Larkin retains fond memories of Ann Arbor.

“Michigan was a great place for me to mature as a person and establish some really great relationships. I had some great mentors. Bo was a big influence. So was Jon Falk who is still the equipment manager there.”

Larkin befriended both football and baseball players, including his first-year roommate at West Quad, Casey Close, who became Michigan’s top hitter in 1986 and then became Larkin’s agent.

As for academics, Larkin said communications was appealing because of what he called “the general nature of the field” and because “I loved the announcing part of sports.”
Michigan also provided an opportunity for Larkin to improve his Spanish.

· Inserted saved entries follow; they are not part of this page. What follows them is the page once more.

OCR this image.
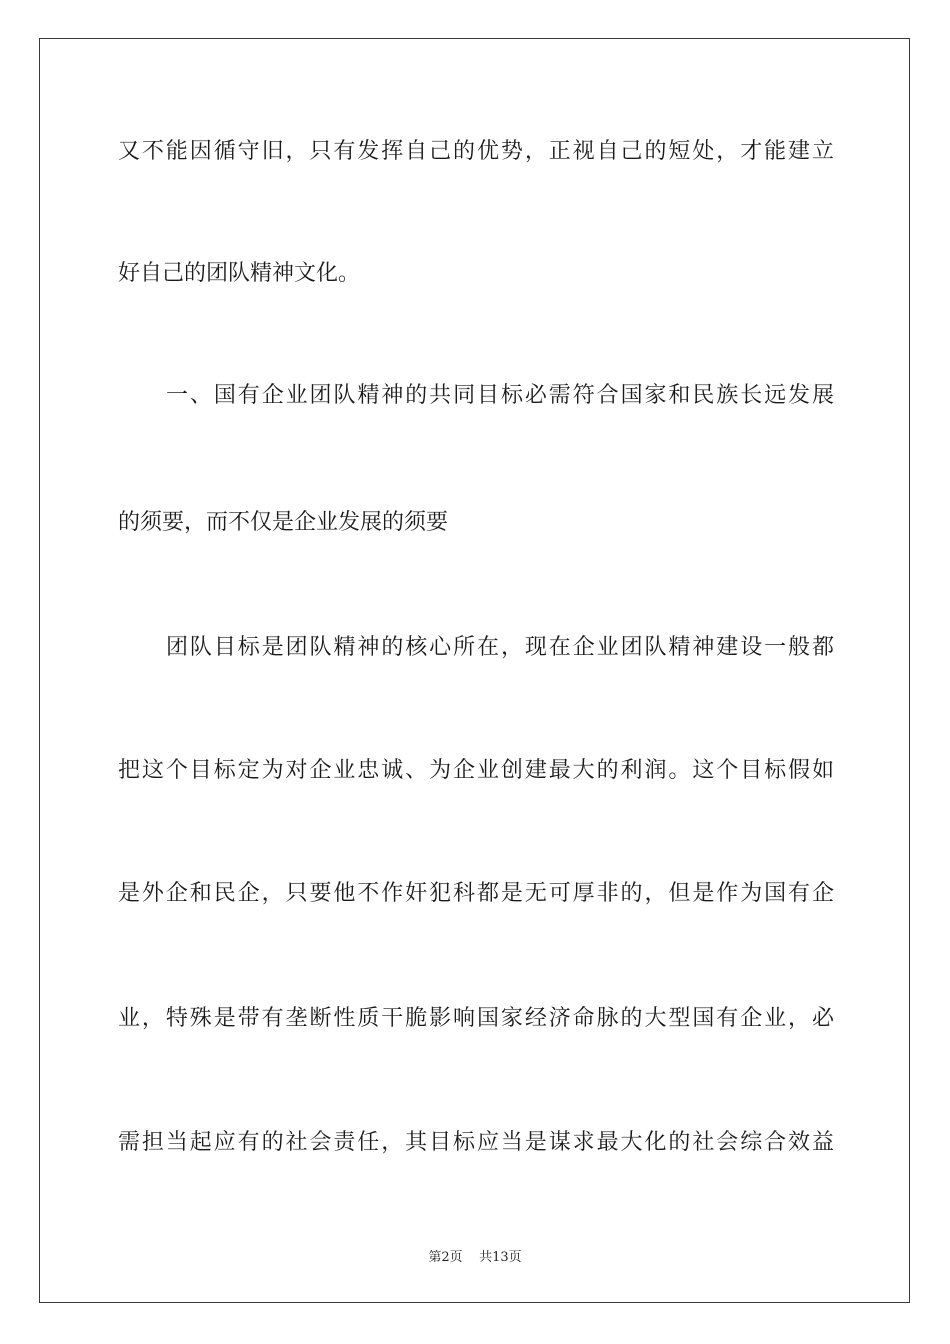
又不能因循守旧，只有发挥自己的优势，正视自己的短处，才能建立

好自己的团队精神文化。

一、国有企业团队精神的共同目标必需符合国家和民族长远发展

的须要，而不仅是企业发展的须要

团队目标是团队精神的核心所在，现在企业团队精神建设一般都

把这个目标定为对企业忠诚、为企业创建最大的利润。这个目标假如

是外企和民企，只要他不作奸犯科都是无可厚非的，但是作为国有企

业，特殊是带有垄断性质干脆影响国家经济命脉的大型国有企业，必

需担当起应有的社会责任，其目标应当是谋求最大化的社会综合效益

第2页 共13页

“Growing up in Cincinnati, the two guys I idolized were Tony Perez and [shortstop] Davey Concepcion of the Big Red Machine,” Larkin said. “Both were Spanish speaking. I went to Michigan with the determination to get a good solid background in the ability to speak Spanish. My success in baseball was helped by my ability to communicate to anyone in the clubhouse.”

Larkin retired from baseball in 2004 but the return to Michigan to earn his final nine credits proved elusive. He worked for a time with the Washington Nationals and then joined the fledgling MLB Network. Finally, in the 2009-10 academic year he found “a little time.”

Larkin completed much of his degree work on the Internet but was able to get back to campus and work with staff in the academic office.

“I took a couple of computer information systems courses and got myself up to speed on what’s happening out there,” Larkin said.

The 1984 University of Michigan Baseball team. Larkin is number 16, fourth from left in the middle row.
Bentley Historical Library

In 2010, at 46, Barry Larkin became a Michigan graduate, the same weekend that his No. 16 was retired by the Michigan baseball team.

“I may even be more proud of my degree than my other honors,” Larkin said 24 hours before he would join baseball’s immortals in Cooperstown, New York. “It was a goal [to graduate] and anytime you set that kind of goal for yourself and you accomplish it, you think ‘Wow.’”

Larkin, who has worked for ESPN since 2011, lives in Orlando, Florida, with his wife, Lisa, their two daughters Brielle D'Shea (21) and Cymber (16), and son, Shane (19).

Although his grandmother died in the early 2000s and could not see him fulfill his pledge, Larkin is glad to call himself a Michigan graduate.

“That Block M carries recognition everywhere I go,” he said. “Even in Beijing.”